Для воинов-амадода настало сложное время. Все на борту «Золотой ветви» было для них чужим, незнакомым. Никто из них раньше даже не видел моря. Они были уверены, что полубаркасы — самые большие суда, созданные когда-либо человеком, и их ошеломили размеры корабля, высота его мачт и размах парусов.
Большинство из них сразу свалились с морской болезнью, и понадобилось много дней, чтобы они встали на ноги. Их желудки бунтовали из-за питания сухими галетами и соленым мясом. Они тосковали по горшкам с просяной кашей и бутылям со смесью крови и молока. Прежде они никогда не оказывались заперты в таком тесном пространстве и теперь чахли без просторов саванны.
Еще они страдали от холода, потому что даже в тропическом море пассаты несли прохладу, а теплое мозамбикское течение было на много градусов холоднее, чем температуры в обожженных солнцем саваннах.
Хэл приказал Алтуде, отвечавшему за корабельные запасы, выдать им по куску парусины, и Эболи показал амадода, как сшить штаны и куртки.
Но вскоре они забыли об этих мелких бедах, когда Эболи разбил их на группы и приказал под надзором Джири, Матеши и Киматти учиться ставить и убирать паруса.
В сотне футов над палубой, над волнующимся морем, на раскачивающейся, словно маятник, грот-мачте эти храбрые воины, каждый из которых уже убил по льву, впервые в жизни были охвачены ужасом.

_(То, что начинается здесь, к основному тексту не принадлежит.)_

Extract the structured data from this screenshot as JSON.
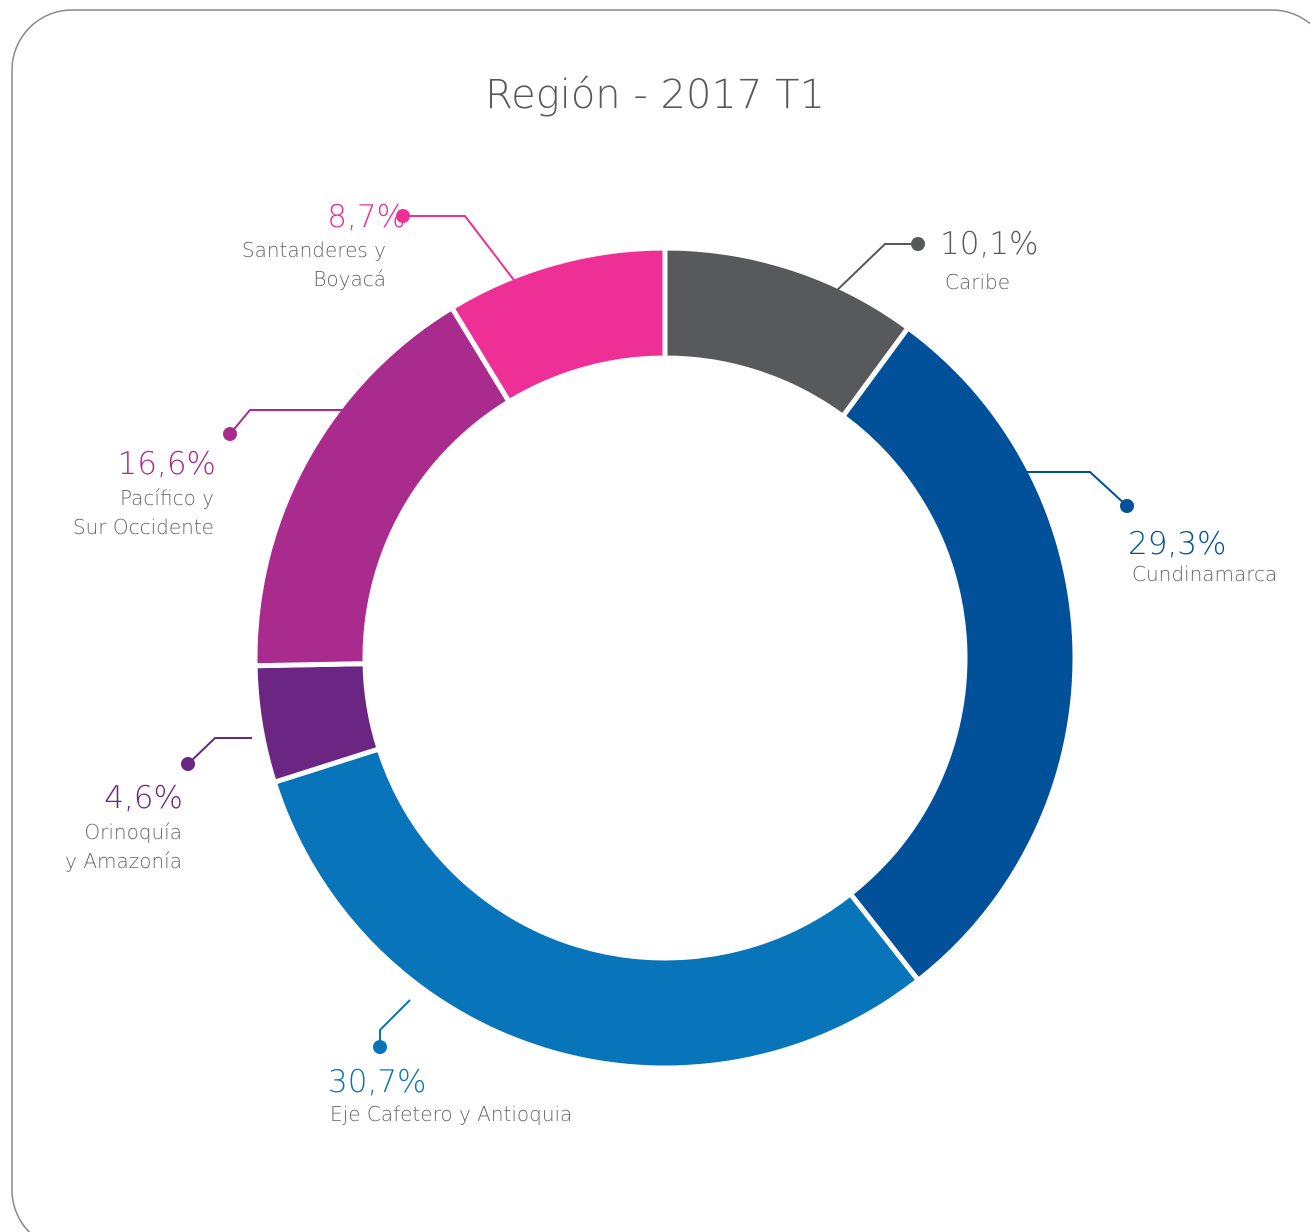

Эболи забирался туда, где они беспомощно висели на такелаже, и насмехался над ними:
— Вы только посмотрите на этих миленьких невинных девиц! Я думал сначала, что среди них найдется хоть один мужчина, но теперь вижу, что они все приседают, чтобы помочиться!
Потом он выпрямлялся во весь рост на рее и хохотал. Добежав до края, он изображал военный танец.
Один из амадода не смог наконец терпеть насмешки: он разжал пальцы, мертвой хваткой вцепившиеся в канат, и осторожно пошел по рее туда, где стоял Эболи, уперев руки в бока.
— Один мужчина нашелся! — Эболи со смехом обнял его.
В течение следующей недели трое амадода свалились с такелажа, пытаясь одолеть свой страх. Двое упали в море, но прежде чем Хэл успел развернуть корабль и вернуться за ними, их сожрали акулы. Третий рухнул на палубу, и это был самый милосердный конец.
Но потом несчастных случаев больше не случалось, и амадода, с детства привыкшие взбираться на самые высокие деревья в поисках меда и птичьих яиц, довольно быстро стали ловкими матросами.
Когда же Хэл приказал вынести из трюма на палубу связки пик и раздать их амадода, воины взвыли и заплясали от восторга, потому что были прирожденными копьеносцами. Им безумно понравились пики с тяжелыми древками и смертоносными железными наконечниками. Эболи сумел приспособить их привычную тактику и построение к ограниченному пространству палубы «Золотой ветви».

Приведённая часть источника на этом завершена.